How do you handle change? Are you ok with it or does it unsettle you and put you adrift?
It's funny how as I have gotten older, I am much more OK with change than when I was a younger woman. When I was younger, change threw me for a loop. The thought of moving out of my normal routine shook me. It irritated me. It made me very stressed. Basically, I was a mess when change was in the air. I would even prefer to be in a situation that was not rewarding rather than go through the uncertainty of change.
After a lot of soul searching...
I realized that my aversion to change comes from the piece of me that likes and depends on anchors. I grew up in one house, in one town, in a community that did not have a lot of turnover in population. Most of my family actually still lives in the same general area. Many of the kids I grew up with and graduated high school with were also my classmates in kindergarten. Many of them are still in same small town. These things all created consistency. The idea of having some constants in life created a sense of stability for me - it created anchors.
As the years have passed, and I have been put in situations that required me to move and go through life changes, I am much more OK with the idea of change. In fact, in many ways I welcome it. I realize how much opportunity it can bring and how much growth happens. In the change I learn about myself and expand who I am.
Change was hard...
At first the constant change was very difficult for me. It left me feeling like I was drifting with no anchors to keep me from floating out to sea - and I am not a water person. As we made each move as my husband climbed the corporate ladder, I felt up-rooted and plopped into a new body of water, trying to find a place to drop anchor. Many times the water felt too deep.

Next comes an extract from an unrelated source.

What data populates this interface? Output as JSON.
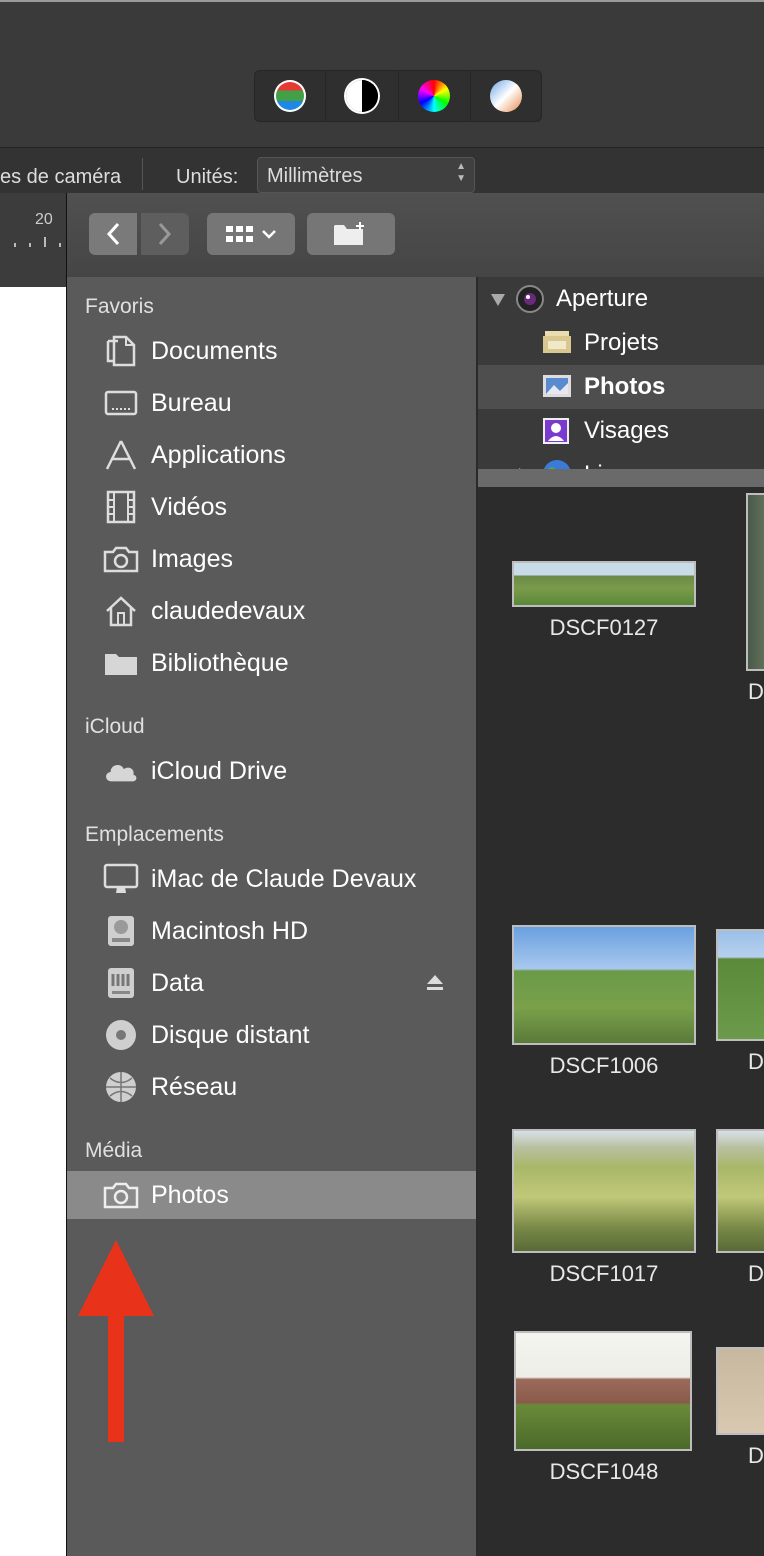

I let out my line, but held anchor...
But,I learned to let out my anchor and hold to the things that give me stability and the things that will never leave me or let drift aimlessly in the currents. Even though I am not close in proximity to my family at this time in life, they are still my anchor. My faith gives me a place to dock and find peace. My beautiful daughters are the line that can never be cut or too short to hold me fast. In my willingness to hold fast to my anchors but enjoy the journey in the different waters of life has opened my eyes to how big and how wonderful the world truly is. It has also allowed and afforded me opportunities and relationships that I never would have experienced had I resisted the winds of change.
Honestly, I still long for home. That will never change for me. But until I can be back, know that I am still anchored, it's just that the anchor line is let out a bit farther for now.
How do you handle change? Do you feel lost at sea or do you find a place to drop anchor?